The Southern African Development Community has resolved to intervene in the growing Islamic insurgency that is rocking Mozambique’s northern region of Cabo Delgado, the regional group Troika chairperson and Botswana President Mokgweetsi Masisi has said.

President Masisi revealed the latest development while addressing journalists after holding talks with Zimbabwean President Emmerson Mnangagwa in Harare on Wednesday.

The SADC Troika is current made up of Masisi as the chairperson, the outgoing chairperson President Mnangagwa and the incoming chair President Cyril Ramaphosa of South Africa.

President Masisi also said he had conferred with President Ramaphosa before his visit to Zimbabwe.

“We have formed views as a Troika. One of them will result in taking this further so that we as SADC respond in a helpful manner to ensure that we assure the integrity and sovereignty of one of our own never to be assaulted by dissidents’ rebellious and non-state actor forces that undermine the democratic credentials and peace in the region,” he said.

Fierce fighting for control of Mozambique’s strategic northern town of Palma left beheaded bodies strewn in the streets Monday, with heavily armed rebels battling army, police and a private military outfit in several locations.

Thousands were estimated to be missing from the town, which held about 70,000 people before the attack began last Wednesday.

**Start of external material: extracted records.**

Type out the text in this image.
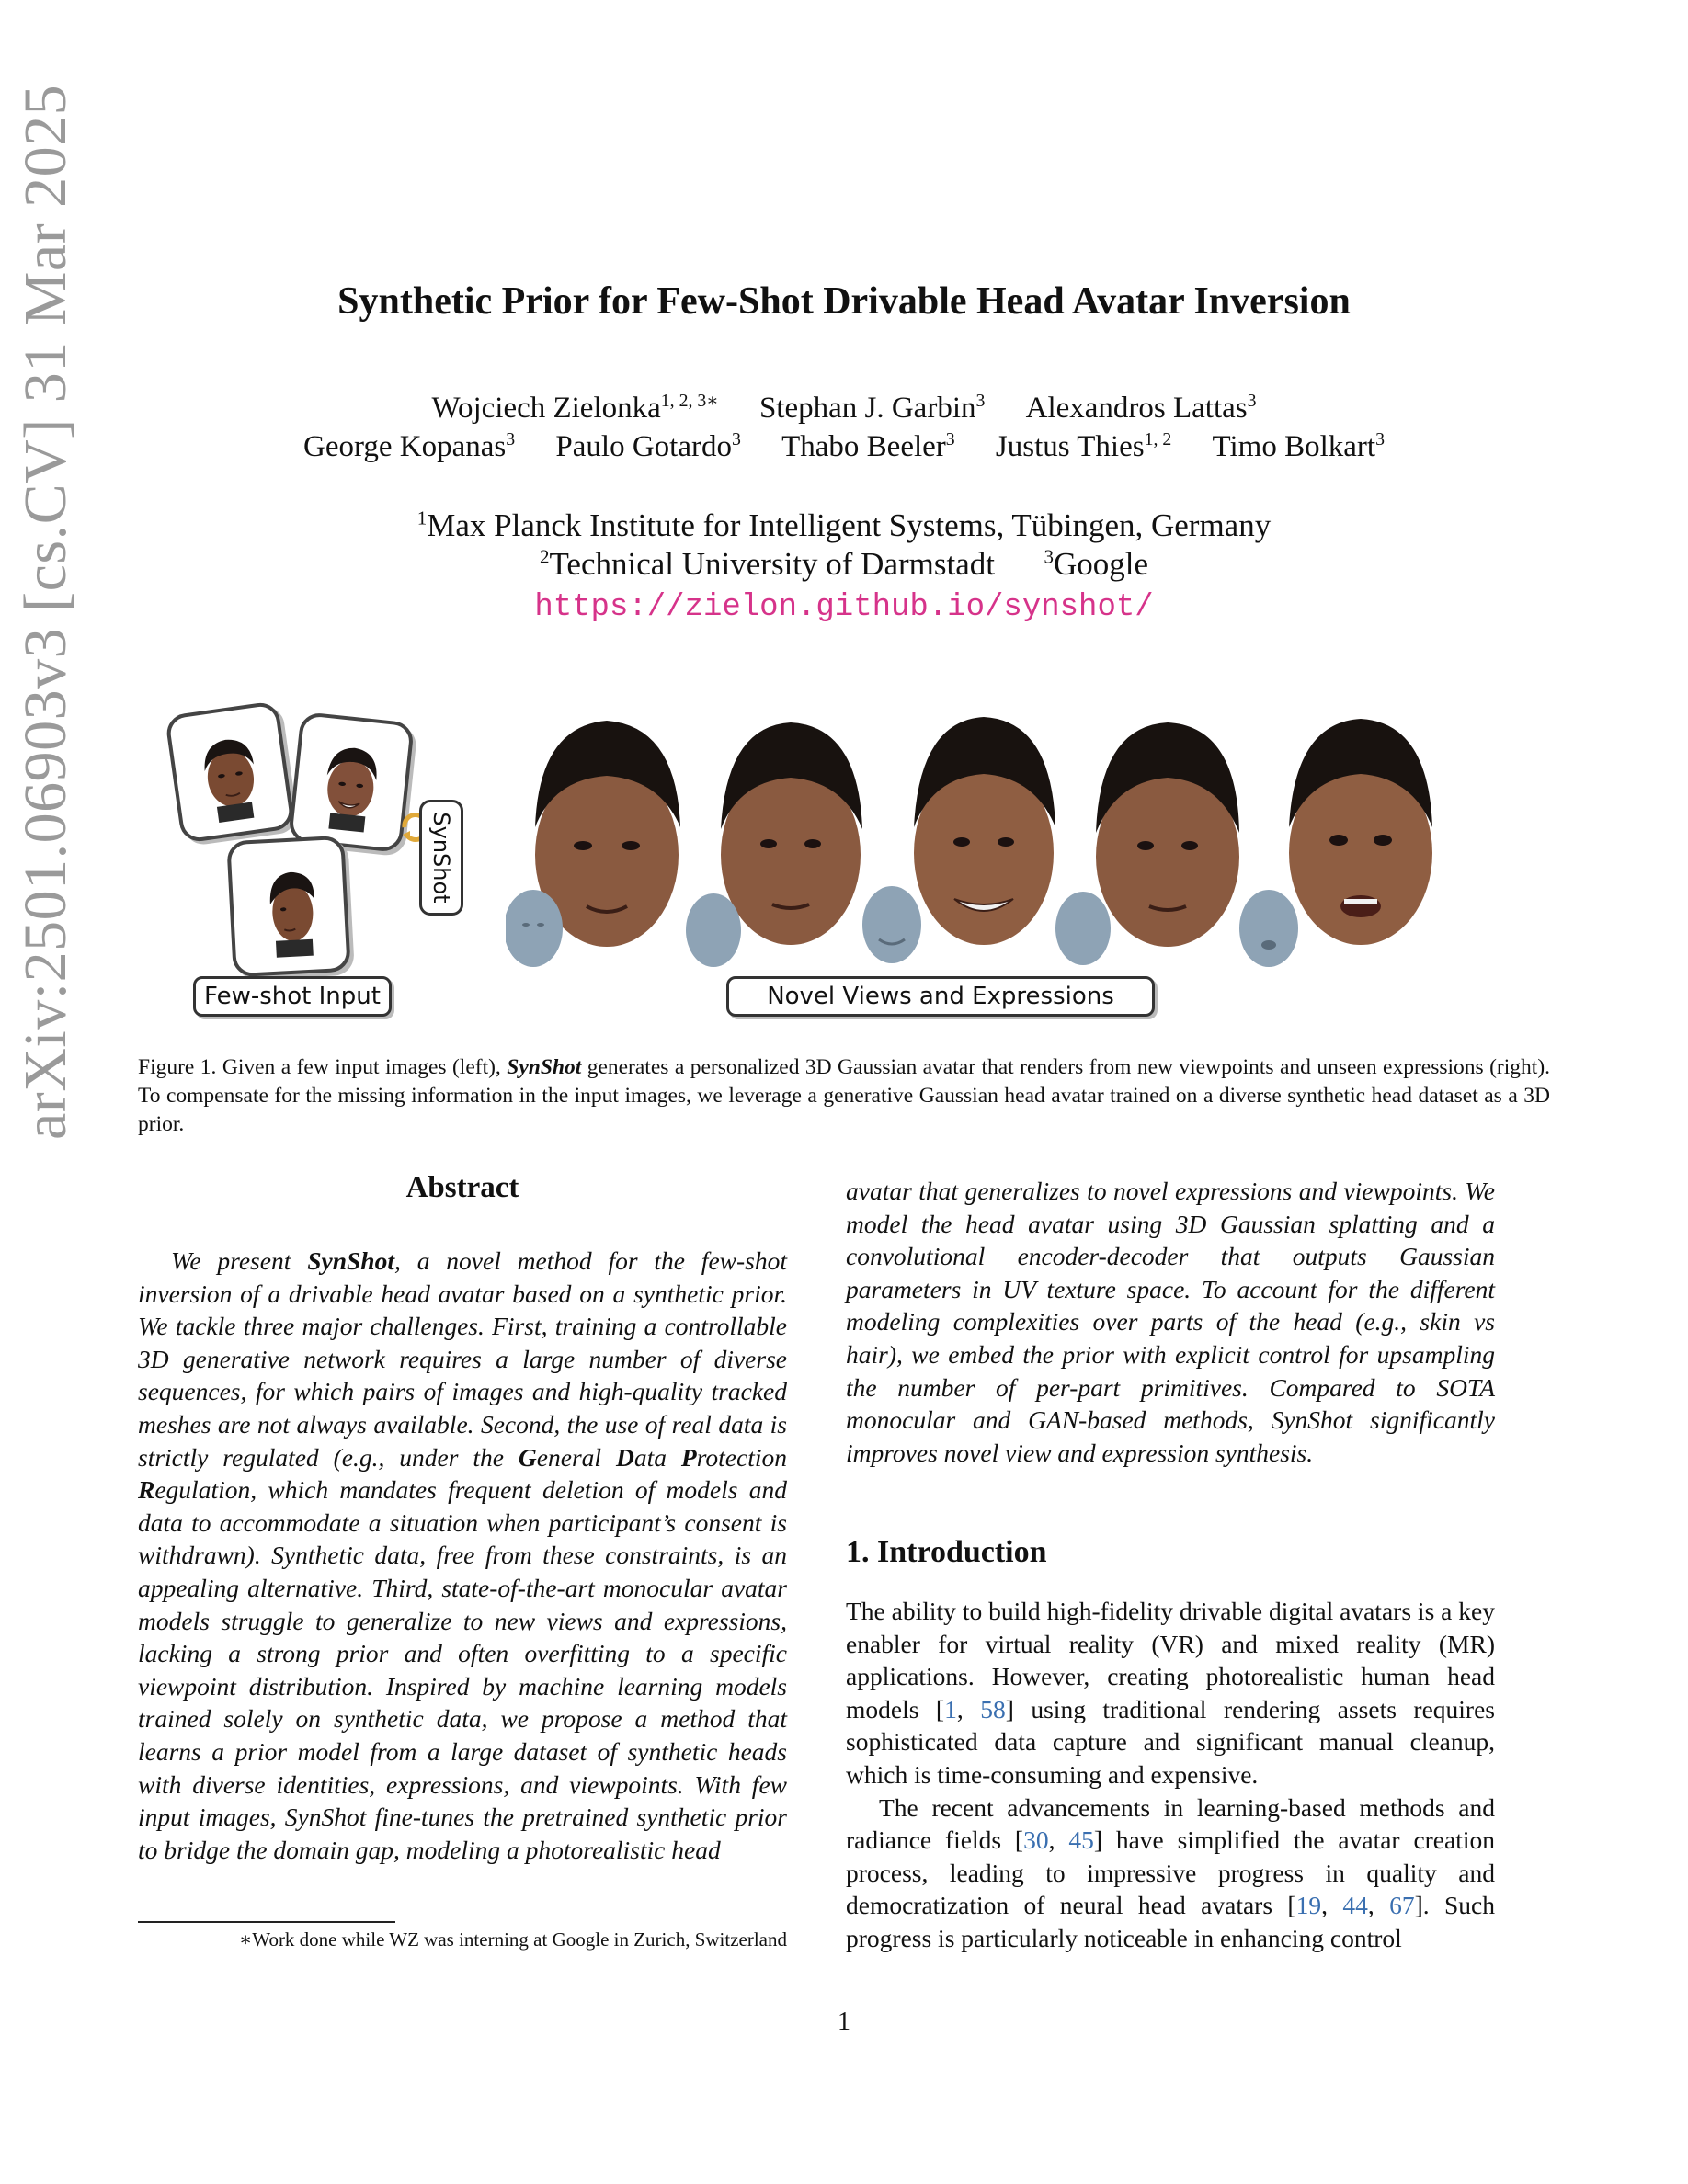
arXiv:2501.06903v3 [cs.CV] 31 Mar 2025	Synthetic Prior for Few-Shot Drivable Head Avatar Inversion
Wojciech Zielonka$^{1, 2, 3∗}$ Stephan J. Garbin$^3$ Alexandros Lattas$^3$
George Kopanas$^3$ Paulo Gotardo$^3$ Thabo Beeler$^3$ Justus Thies$^{1, 2}$ Timo Bolkart$^3$
$^1$Max Planck Institute for Intelligent Systems, Tübingen, Germany
$^2$Technical University of Darmstadt	$^3$Google
https://zielon.github.io/synshot/
SynShot
Few-shot Input	Novel Views and Expressions
Figure 1. Given a few input images (left), SynShot generates a personalized 3D Gaussian avatar that renders from new viewpoints and unseen expressions (right). To compensate for the missing information in the input images, we leverage a generative Gaussian head avatar trained on a diverse synthetic head dataset as a 3D prior.
Abstract

We present SynShot, a novel method for the few-shot inversion of a drivable head avatar based on a synthetic prior. We tackle three major challenges. First, training a controllable 3D generative network requires a large number of diverse sequences, for which pairs of images and high-quality tracked meshes are not always available. Second, the use of real data is strictly regulated (e.g., under the General Data Protection Regulation, which mandates frequent deletion of models and data to accommodate a situation when participant’s consent is withdrawn). Synthetic data, free from these constraints, is an appealing alternative. Third, state-of-the-art monocular avatar models struggle to generalize to new views and expressions, lacking a strong prior and often overfitting to a specific viewpoint distribution. Inspired by machine learning models trained solely on synthetic data, we propose a method that learns a prior model from a large dataset of synthetic heads with diverse identities, expressions, and viewpoints. With few input images, SynShot fine-tunes the pretrained synthetic prior to bridge the domain gap, modeling a photorealistic head

avatar that generalizes to novel expressions and viewpoints. We model the head avatar using 3D Gaussian splatting and a convolutional encoder-decoder that outputs Gaussian parameters in UV texture space. To account for the different modeling complexities over parts of the head (e.g., skin vs hair), we embed the prior with explicit control for upsampling the number of per-part primitives. Compared to SOTA monocular and GAN-based methods, SynShot significantly improves novel view and expression synthesis.

1. Introduction

The ability to build high-fidelity drivable digital avatars is a key enabler for virtual reality (VR) and mixed reality (MR) applications. However, creating photorealistic human head models [1, 58] using traditional rendering assets requires sophisticated data capture and significant manual cleanup, which is time-consuming and expensive.

The recent advancements in learning-based methods and radiance fields [30, 45] have simplified the avatar creation process, leading to impressive progress in quality and democratization of neural head avatars [19, 44, 67]. Such progress is particularly noticeable in enhancing control

∗Work done while WZ was interning at Google in Zurich, Switzerland
1
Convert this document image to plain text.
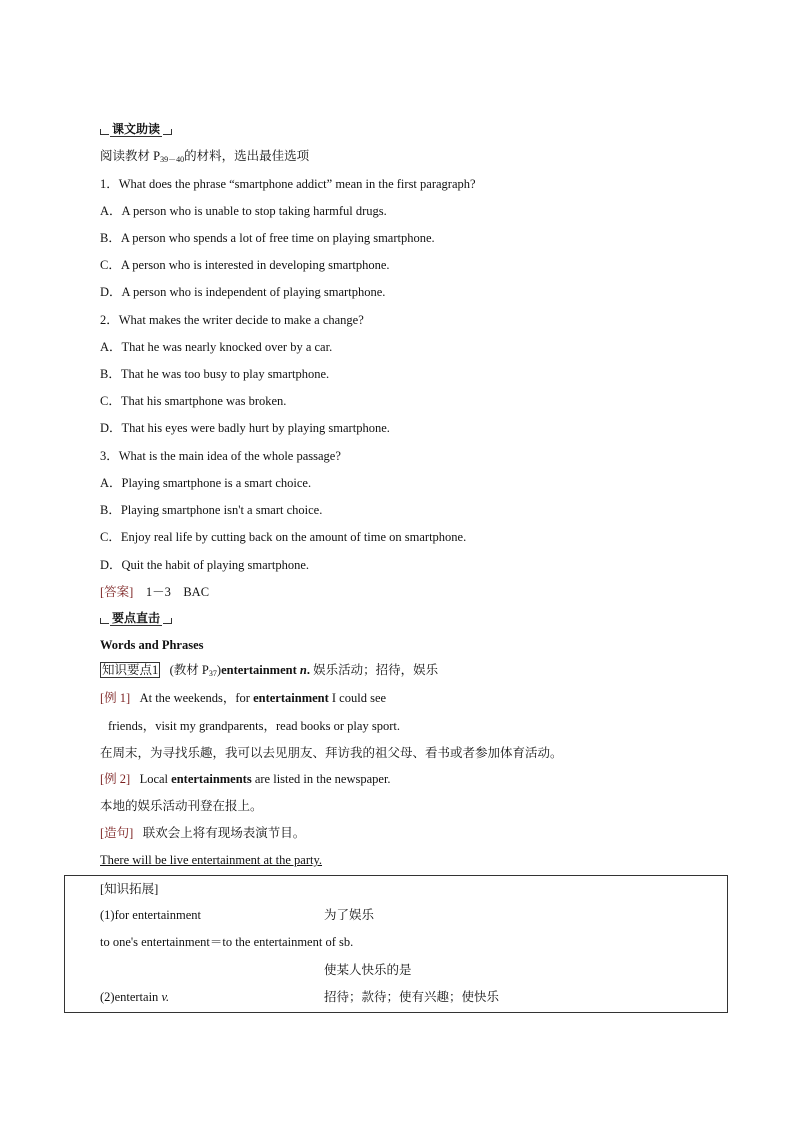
课文助读
阅读教材 $P_{39-40}$的材料，选出最佳选项
1．What does the phrase “smartphone addict” mean in the first paragraph?
A．A person who is unable to stop taking harmful drugs.
B．A person who spends a lot of free time on playing smartphone.
C．A person who is interested in developing smartphone.
D．A person who is independent of playing smartphone.
2．What makes the writer decide to make a change?
A．That he was nearly knocked over by a car.
B．That he was too busy to play smartphone.
C．That his smartphone was broken.
D．That his eyes were badly hurt by playing smartphone.
3．What is the main idea of the whole passage?
A．Playing smartphone is a smart choice.
B．Playing smartphone isn't a smart choice.
C．Enjoy real life by cutting back on the amount of time on smartphone.
D．Quit the habit of playing smartphone.
[答案] 1－3　BAC
要点直击
Words and Phrases
知识要点1 (教材 $P_{37})entertainment$ n. 娱乐活动；招待，娱乐
[例 1] At the weekends，for entertainment I could see
friends，visit my grandparents，read books or play sport.
在周末，为寻找乐趣，我可以去见朋友、拜访我的祖父母、看书或者参加体育活动。
[例 2] Local entertainments are listed in the newspaper.
本地的娱乐活动刊登在报上。
[造句] 联欢会上将有现场表演节目。
There will be live entertainment at the party.
[知识拓展]
(1)for entertainment	为了娱乐
to one's entertainment＝to the entertainment of sb.
使某人快乐的是
(2)entertain v.	招待；款待；使有兴趣；使快乐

The Islamic State group claimed responsibility Monday for the attack, saying it was carried out by the Islamic State Central Africa Province, according to the SITE extremist monitoring group.

The rebel claim said the insurgents now control Palma’s banks, government offices, factories and army barracks, and that more than 55 people, including Mozambican army troops, Christians and foreigners were killed. It did not provide further detail on the dead.

Rhe United States declared Mozambique’s rebels to be a terrorist organisation and announced it had sent military specialists to help train the Mozambican military to combat them, but regional leaders have so far held back from intervening militarily.

Palma is the centre of a multi-billion dollar investment by Total, the France-based oil and gas company to extract liquified natural gas from offshore sites in the Indian Ocean.

The gas deposits are estimated to be among the world’s largest and the investment by Total and others is reported to be US$20 billion, one of the largest in Africa.

The battle for Palma forced Total to evacuate its large, fortified site a few kilometers outside of the city.

The rebels are reportedly well-armed with AK-47 automatic rifles, RPD and PKM machine guns and heavy mortars.

The battle for Palma is similar to how the rebels seized the port Mocimboa da Praia in August. The rebels infiltrated men into the town to live among residents and then launched a three-pronged attack.

Fighting continued for more than a week until the rebels controlled the town centre and then its port. The town, about 50 miles south of Palma, is still held by the rebels.